俺はその時彼の首に掛かっていた物を思い出した。確かにあのゴールドスカルのペンダントヘッドならドアに挟まるかも知れないと思った。
でも、そうでなければいいとも思っていた。



 「あの人はきっと殺されたんだ」


「瑞穂、そんなことめったに言うもんじゃない」


「でも叔父さん。俺はゴールドスカルのペンダントヘッドの中の木暮の兄貴の意識を見たんだよ」


「意識を見たって、どう言うことだ?」


「お祖母ちゃんに、俺が霊感があるって聞いてない?」


「あぁ、それならある」


「それだよ。
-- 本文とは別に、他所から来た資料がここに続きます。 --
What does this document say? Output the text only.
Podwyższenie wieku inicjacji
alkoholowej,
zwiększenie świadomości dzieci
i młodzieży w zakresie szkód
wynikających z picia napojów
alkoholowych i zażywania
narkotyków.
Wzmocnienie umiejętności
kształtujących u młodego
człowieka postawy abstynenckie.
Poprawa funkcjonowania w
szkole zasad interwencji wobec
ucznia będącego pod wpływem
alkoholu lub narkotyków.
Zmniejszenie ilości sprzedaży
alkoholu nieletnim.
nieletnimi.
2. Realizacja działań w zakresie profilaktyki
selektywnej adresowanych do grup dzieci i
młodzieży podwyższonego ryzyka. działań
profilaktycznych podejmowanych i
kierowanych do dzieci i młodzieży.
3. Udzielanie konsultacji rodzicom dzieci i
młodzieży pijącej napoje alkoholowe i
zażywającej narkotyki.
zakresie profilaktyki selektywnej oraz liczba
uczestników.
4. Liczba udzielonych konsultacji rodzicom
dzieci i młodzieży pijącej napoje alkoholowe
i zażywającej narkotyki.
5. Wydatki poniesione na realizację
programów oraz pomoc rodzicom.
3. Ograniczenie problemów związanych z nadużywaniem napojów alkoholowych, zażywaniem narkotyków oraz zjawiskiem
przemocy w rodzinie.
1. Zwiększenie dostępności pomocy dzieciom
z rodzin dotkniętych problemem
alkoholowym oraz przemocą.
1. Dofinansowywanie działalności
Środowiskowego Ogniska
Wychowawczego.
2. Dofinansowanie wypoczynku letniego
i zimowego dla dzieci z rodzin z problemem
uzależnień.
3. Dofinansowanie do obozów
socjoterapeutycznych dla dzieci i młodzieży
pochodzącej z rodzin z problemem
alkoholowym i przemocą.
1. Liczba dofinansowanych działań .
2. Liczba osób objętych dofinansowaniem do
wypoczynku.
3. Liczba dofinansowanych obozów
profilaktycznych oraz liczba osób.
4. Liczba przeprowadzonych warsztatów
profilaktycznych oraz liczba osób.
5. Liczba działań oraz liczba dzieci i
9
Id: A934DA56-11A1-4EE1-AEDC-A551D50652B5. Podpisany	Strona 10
俺はさっきみずほのコンパクトを持っていかたから見えたんだ。木暮の兄貴の意識が……」


「木暮の兄貴の意識? それにコンパクトって何だ?」


「これだよ。中に書いてあることは秘密にしてね。みずほの尊厳にかかることだから」
瑞穂はそう言いながら、《死ね》と朱印されたコンパクトをポケットから出して俺に渡した。


瑞穂はどうしょうもなくなったのだろう。みずほちゃんが死んだ経緯を打ち明けようとしてくれた。
それがどんなに辛いことか、俺はまだ知らずにいた。